The film focuses on the vibrant, multifaceted, political, religious and social sectors of Vilna’s 70,000 pre-World War II Jews. Unlike their counterparts in Warsaw, the intelligentsia in Vilna spoke Yiddish. As you watch the extraordinary archival film clips, stills and “talking heads” (this columnist included), you cannot help but experience angst, anger and painful regret at what was so brutally lost. Yet, despite the known fate of Vilna’s Jews, Van Doren presents the city’s prewar glory as an uplifting, joyous ode to the creativity and resilience of a community that traced its roots in Vilna back to the 1300s, where by the 1500s Jews had full rights. According to legend, when Napoleon passed through Vilna he labeled it “The Jerusalem of Lithuania.” The Vilna Gaon (Rabbi Eliyahu ben Shlomo Zalman, 1720-1797) defied tradition and encouraged Jews to study secular subjects. The film touts the good — 25% of Vilna’s university student body was Jewish — and the bad, a horrific 1919 pogrom. The film also underscores that while Vilna’s Jews, trapped in the ghetto, were being decimated by hunger, illness and execution, there was a remarkable resilience and resistance: The library remained open seven days a week; there were concerts, lectures and plays that even some high-ranking Nazis attended!

The film’s advisory committee included, among others, late Nobel laureate Czeslaw Milosz and Yitzhak Arad, retired brigadier general and chairman of the board of Yad Vashem. The post-screening discussion included Van Doren (who had left Vilna at the age of 10); Vilna-born Benjamin Harshav, Jacob and Hilda Blaustein professor of Hebrew and comparative literature at Yale University; Vilna-born William Begel, president of Begell House, Inc., publishers, and, also from Vilna, Samuel Bak, an internationally recognized painter who post-liberation fashioned a visual testimony to a world that was shattered.

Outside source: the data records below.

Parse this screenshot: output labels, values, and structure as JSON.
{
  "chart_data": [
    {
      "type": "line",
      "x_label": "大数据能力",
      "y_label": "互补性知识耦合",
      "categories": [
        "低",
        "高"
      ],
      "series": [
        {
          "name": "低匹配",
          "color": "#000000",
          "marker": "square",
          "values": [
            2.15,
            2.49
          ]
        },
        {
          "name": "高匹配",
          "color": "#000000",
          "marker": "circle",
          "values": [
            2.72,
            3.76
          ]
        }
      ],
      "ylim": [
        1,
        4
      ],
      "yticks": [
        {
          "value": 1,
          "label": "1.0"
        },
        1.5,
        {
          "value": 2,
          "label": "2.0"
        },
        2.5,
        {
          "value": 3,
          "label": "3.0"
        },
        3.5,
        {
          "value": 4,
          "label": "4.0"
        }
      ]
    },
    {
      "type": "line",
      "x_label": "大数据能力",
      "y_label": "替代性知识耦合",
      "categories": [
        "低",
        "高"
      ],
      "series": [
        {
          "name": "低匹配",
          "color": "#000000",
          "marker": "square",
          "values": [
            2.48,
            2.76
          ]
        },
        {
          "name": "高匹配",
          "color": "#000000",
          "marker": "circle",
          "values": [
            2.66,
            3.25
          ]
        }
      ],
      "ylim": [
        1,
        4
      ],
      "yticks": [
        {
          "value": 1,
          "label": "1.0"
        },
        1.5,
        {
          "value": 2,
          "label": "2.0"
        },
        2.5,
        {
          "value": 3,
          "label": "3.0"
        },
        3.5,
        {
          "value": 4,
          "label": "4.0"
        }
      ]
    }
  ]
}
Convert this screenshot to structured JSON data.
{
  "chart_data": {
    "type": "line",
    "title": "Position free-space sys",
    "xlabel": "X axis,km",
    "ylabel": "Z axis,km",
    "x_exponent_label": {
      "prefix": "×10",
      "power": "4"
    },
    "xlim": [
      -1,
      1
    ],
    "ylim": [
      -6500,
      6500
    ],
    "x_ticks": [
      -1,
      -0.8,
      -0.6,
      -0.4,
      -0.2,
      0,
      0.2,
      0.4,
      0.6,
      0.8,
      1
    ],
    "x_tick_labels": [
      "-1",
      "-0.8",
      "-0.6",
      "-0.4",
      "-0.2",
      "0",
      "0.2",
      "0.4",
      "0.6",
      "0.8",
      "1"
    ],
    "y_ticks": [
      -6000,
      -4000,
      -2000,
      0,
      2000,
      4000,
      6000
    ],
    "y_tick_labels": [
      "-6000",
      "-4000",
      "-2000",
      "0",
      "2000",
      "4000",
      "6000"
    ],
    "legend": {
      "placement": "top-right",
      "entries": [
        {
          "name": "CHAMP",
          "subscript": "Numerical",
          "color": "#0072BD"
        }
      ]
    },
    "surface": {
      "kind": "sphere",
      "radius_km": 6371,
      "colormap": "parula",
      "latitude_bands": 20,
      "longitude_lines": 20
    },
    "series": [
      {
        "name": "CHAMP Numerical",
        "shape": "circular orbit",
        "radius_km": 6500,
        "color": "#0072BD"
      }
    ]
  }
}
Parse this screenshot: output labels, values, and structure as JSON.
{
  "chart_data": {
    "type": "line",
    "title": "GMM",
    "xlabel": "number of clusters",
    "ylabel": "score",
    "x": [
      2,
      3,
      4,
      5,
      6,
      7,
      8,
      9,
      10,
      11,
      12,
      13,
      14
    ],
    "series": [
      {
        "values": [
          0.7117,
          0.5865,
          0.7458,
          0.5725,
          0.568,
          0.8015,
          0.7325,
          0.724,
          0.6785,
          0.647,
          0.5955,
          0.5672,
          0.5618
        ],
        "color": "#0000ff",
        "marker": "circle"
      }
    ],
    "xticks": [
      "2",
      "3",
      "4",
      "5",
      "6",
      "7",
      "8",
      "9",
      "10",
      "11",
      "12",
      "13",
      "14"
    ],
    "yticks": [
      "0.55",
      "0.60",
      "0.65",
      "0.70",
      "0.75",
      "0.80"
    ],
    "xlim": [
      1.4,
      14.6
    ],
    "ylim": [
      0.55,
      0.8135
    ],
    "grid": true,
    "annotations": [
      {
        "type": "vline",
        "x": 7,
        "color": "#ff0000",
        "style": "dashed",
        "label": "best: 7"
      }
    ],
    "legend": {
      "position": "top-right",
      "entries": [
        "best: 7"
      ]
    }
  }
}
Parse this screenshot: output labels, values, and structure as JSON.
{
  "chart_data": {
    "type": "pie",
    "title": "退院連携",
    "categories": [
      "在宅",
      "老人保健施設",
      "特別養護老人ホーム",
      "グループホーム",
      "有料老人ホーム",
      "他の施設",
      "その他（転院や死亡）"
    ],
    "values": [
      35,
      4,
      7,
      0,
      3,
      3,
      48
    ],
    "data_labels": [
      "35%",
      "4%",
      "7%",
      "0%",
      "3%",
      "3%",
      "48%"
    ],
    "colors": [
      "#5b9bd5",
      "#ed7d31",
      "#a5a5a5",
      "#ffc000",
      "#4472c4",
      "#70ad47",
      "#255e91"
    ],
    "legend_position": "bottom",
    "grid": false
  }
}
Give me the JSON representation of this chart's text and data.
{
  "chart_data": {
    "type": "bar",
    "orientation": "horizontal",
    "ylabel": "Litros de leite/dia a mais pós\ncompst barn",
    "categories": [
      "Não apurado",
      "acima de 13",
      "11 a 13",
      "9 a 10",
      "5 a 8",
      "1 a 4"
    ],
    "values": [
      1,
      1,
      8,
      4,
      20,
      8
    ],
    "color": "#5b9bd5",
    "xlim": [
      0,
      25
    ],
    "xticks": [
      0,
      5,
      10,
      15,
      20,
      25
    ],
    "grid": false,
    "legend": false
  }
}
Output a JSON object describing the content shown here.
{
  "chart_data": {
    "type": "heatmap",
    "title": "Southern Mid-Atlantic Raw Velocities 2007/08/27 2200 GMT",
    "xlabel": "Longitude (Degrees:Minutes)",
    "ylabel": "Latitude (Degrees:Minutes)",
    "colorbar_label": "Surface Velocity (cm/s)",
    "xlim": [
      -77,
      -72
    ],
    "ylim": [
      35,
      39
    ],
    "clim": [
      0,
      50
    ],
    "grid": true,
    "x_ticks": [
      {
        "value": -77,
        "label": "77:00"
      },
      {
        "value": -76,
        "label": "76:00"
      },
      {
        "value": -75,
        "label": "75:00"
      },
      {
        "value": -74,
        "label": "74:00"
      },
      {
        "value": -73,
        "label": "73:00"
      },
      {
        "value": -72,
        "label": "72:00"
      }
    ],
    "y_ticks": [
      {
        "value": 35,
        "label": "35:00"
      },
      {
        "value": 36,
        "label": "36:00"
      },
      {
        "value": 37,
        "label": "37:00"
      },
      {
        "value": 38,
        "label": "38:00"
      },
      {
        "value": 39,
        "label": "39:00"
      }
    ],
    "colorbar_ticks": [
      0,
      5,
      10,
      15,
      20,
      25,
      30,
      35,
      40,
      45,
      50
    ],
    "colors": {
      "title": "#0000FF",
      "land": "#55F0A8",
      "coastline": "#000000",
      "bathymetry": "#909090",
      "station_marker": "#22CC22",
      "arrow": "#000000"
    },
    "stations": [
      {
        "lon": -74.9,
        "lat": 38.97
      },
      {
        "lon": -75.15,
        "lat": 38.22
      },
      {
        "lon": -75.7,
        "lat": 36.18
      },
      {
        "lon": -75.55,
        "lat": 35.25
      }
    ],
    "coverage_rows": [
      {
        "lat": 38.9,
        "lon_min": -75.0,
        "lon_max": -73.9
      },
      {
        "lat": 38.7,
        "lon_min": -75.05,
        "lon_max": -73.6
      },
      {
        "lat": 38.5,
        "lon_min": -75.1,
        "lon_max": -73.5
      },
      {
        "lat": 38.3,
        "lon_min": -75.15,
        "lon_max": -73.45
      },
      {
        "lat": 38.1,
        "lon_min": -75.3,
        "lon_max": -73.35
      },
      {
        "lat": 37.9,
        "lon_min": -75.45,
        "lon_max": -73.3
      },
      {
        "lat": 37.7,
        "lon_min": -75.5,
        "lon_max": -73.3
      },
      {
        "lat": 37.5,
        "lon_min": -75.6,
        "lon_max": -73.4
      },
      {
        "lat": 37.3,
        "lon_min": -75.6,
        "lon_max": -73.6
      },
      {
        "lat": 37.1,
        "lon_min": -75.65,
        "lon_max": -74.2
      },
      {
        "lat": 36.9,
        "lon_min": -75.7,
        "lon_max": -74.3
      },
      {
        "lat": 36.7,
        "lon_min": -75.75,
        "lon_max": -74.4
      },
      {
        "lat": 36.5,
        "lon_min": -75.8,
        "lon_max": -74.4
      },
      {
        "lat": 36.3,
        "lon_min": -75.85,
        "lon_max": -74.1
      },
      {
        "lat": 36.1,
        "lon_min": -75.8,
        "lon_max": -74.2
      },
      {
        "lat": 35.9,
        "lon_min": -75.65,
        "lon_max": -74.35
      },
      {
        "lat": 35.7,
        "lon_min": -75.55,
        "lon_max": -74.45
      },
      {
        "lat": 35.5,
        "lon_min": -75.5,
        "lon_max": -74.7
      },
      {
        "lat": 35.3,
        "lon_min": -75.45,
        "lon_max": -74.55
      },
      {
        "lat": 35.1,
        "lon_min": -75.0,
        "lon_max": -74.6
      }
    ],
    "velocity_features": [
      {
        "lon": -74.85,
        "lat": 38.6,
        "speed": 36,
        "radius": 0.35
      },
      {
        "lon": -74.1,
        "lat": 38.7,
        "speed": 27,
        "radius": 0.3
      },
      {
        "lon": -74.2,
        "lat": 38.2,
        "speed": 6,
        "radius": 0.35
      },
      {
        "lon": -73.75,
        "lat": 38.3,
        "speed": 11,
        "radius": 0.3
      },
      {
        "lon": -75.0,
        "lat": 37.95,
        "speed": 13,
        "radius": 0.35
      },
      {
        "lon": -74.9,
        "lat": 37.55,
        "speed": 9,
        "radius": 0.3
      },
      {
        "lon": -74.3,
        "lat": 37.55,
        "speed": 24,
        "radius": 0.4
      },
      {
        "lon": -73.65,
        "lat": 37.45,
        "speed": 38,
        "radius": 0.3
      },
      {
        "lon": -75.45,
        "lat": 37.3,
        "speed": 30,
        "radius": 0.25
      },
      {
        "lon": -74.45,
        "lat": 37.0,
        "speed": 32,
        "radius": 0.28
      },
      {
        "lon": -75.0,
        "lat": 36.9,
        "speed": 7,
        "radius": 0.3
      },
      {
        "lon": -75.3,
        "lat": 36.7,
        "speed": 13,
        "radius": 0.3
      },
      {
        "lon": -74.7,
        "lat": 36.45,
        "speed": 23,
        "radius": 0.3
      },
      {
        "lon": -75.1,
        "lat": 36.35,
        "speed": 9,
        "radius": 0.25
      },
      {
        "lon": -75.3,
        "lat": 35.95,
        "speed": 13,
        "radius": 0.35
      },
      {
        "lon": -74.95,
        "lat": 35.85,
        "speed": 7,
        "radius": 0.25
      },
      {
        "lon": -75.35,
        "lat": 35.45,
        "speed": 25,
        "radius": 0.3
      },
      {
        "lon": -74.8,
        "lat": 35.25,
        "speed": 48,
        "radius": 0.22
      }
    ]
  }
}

Though born in Warsaw, I consider Vilna my second “birth” city. Following the trauma of Warsaw’s bombardment and the city’s occupation by the Germans, my mother and I reached Vilna in 1940 where we were reunited with my father. For a brief moment in 1940-1941, Vilna offered a haven and Yiddishkeit. In my mind I can still walk the streets of Vilna, smell the spring blossoms on the chestnut trees that lined Slowackiego en route to the YIVO where my father worked, almost taste the Realgymnazium’s blended attar of ink, wood and hard-boiled eggs. People find it hard to believe that Vilna schools taught foreign languages, mathematics, science, literature and other academic subjects in Yiddish! Shortly after arriving in Vilna, I celebrated a birthday. In a photograph taken that day, sitting at the party table is Bialystok-born 7-year old Leo Melamed (ne Leybl Melamdovitch), who is currently chairman emeritus of the Chicago Mercantile Exchange. Of the 23 children in the photo, Leo and I, along with three others, are the only survivors; the rest perished after the June 1941 occupation by the Nazis.

In a clip in Van Doren’s film, I recount my parents and I going in to see the movie “Marie Antoinette” staring Norma Shearer and Tyrone Power. (Van Doren would not tell me how she managed to get an original poster of that 1938 film, which she includes in the documentary). When we entered the theater, the Lithuanians were in power. When we came out, Russian tanks were rolling down the streets and people were rushing about carrying loaves of bread, sacks of potatoes, onions, etc. Hoarding had begun. Were it not for a visa to Japan that my mother was able to obtain from the Japanese consul general, Chiune Sugihara, we most likely would have ended up in the slaughter pits in Ponary forest outside Vilna.

When it comes to wide-arc documentaries about Jewish life in pre-1939 Poland, Josh Waletzky’s l980 opus, “Image Before My Eyes,” is, according to Forward publisher Samuel Norich, “the gold standard.” Van Doren’s documentary love letter to a single city — Vilna — warrants similar accolades.